Pick the right model.
With reasons.
Answer five questions about your problem. The atlas routes you to one of thirteen discriminative models with a deep, live, interactive explanation. Every junior data scientist asks "what model should I use" too late. This page inverts that.
The wizard below is opinionated. It is not a substitute for cross- validation, baseline comparisons, or honest evaluation against your actual data. It is a shape-of-the-problem heuristic — the conversation a senior would have with a junior on day one. Read the methodology section at the bottom for what it is and is not.
For readers who already know what they're looking for. Each card links to a destination page (or a stub, in the case of phase 2/3 models still on the build queue).
The wizard is a scoring function over a curated catalog. Question 1 (the task) is a hard filter — a regression won't recommend a classifier. Questions 2 through 5 contribute weighted scores. The top score is the recommendation; ranks 2 and 3 are offered as "honest alternatives." The full rule set lives in model-decision-tree.js — ~150 lines, intentionally readable. Tweak it; the wizard recalculates instantly.
Real model selection is empirical. You build several candidates, cross-validate them on your data, and pick the one that wins on a metric you trust. The atlas is the conversation before that — a structured way to narrow from thirteen candidates to two or three, so the empirical work has fewer directions to spread across. "Best model" is a fiction. The right model is the one that survives evaluation on your data.

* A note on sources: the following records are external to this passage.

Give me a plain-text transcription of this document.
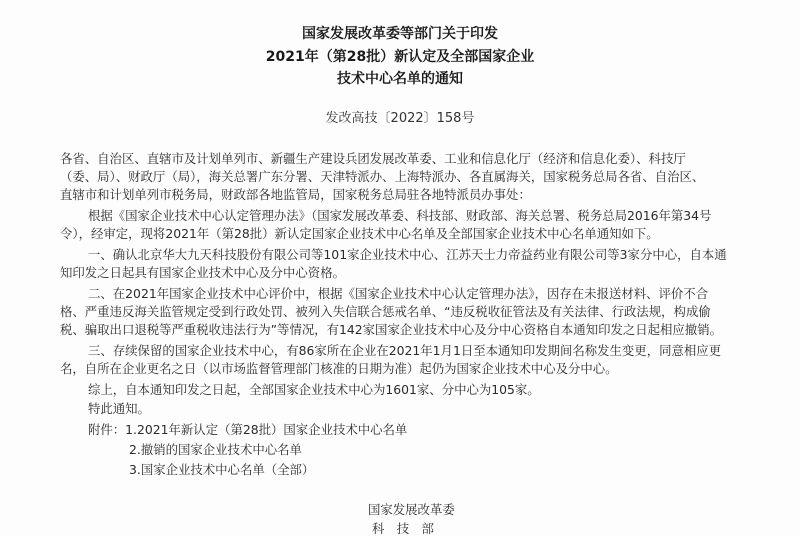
国家发展改革委等部门关于印发
2021年（第28批）新认定及全部国家企业
技术中心名单的通知
发改高技〔2022〕158号
各省、自治区、直辖市及计划单列市、新疆生产建设兵团发展改革委、工业和信息化厅（经济和信息化委）、科技厅
（委、局）、财政厅（局），海关总署广东分署、天津特派办、上海特派办、各直属海关，国家税务总局各省、自治区、
直辖市和计划单列市税务局，财政部各地监管局，国家税务总局驻各地特派员办事处：
根据《国家企业技术中心认定管理办法》（国家发展改革委、科技部、财政部、海关总署、税务总局2016年第34号
令），经审定，现将2021年（第28批）新认定国家企业技术中心名单及全部国家企业技术中心名单通知如下。
一、确认北京华大九天科技股份有限公司等101家企业技术中心、江苏天士力帝益药业有限公司等3家分中心，自本通
知印发之日起具有国家企业技术中心及分中心资格。
二、在2021年国家企业技术中心评价中，根据《国家企业技术中心认定管理办法》，因存在未报送材料、评价不合
格、严重违反海关监管规定受到行政处罚、被列入失信联合惩戒名单、“违反税收征管法及有关法律、行政法规，构成偷
税、骗取出口退税等严重税收违法行为”等情况，有142家国家企业技术中心及分中心资格自本通知印发之日起相应撤销。
三、存续保留的国家企业技术中心，有86家所在企业在2021年1月1日至本通知印发期间名称发生变更，同意相应更
名，自所在企业更名之日（以市场监督管理部门核准的日期为准）起仍为国家企业技术中心及分中心。
综上，自本通知印发之日起，全部国家企业技术中心为1601家、分中心为105家。
特此通知。
附件：1.2021年新认定（第28批）国家企业技术中心名单
2.撤销的国家企业技术中心名单
3.国家企业技术中心名单（全部）
国家发展改革委
科　技　部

Every destination page demonstrates its model on a 2D synthetic dataset. Two dimensions are everything you can see. They are not everything that matters — the curse of dimensionality is real and not visualizable. A model that handles 2D data perfectly may struggle in 200D. Read the per-model "when it fails" sections; they break the demo on purpose so you can feel where the boundaries are.
Inference / accuracy / training / size on every model card are directional, not exact. They reflect typical-case performance on typical-size data. Specific architectures, optimizations, and hardware can move any of these values significantly. Treat them as a map, not a benchmark.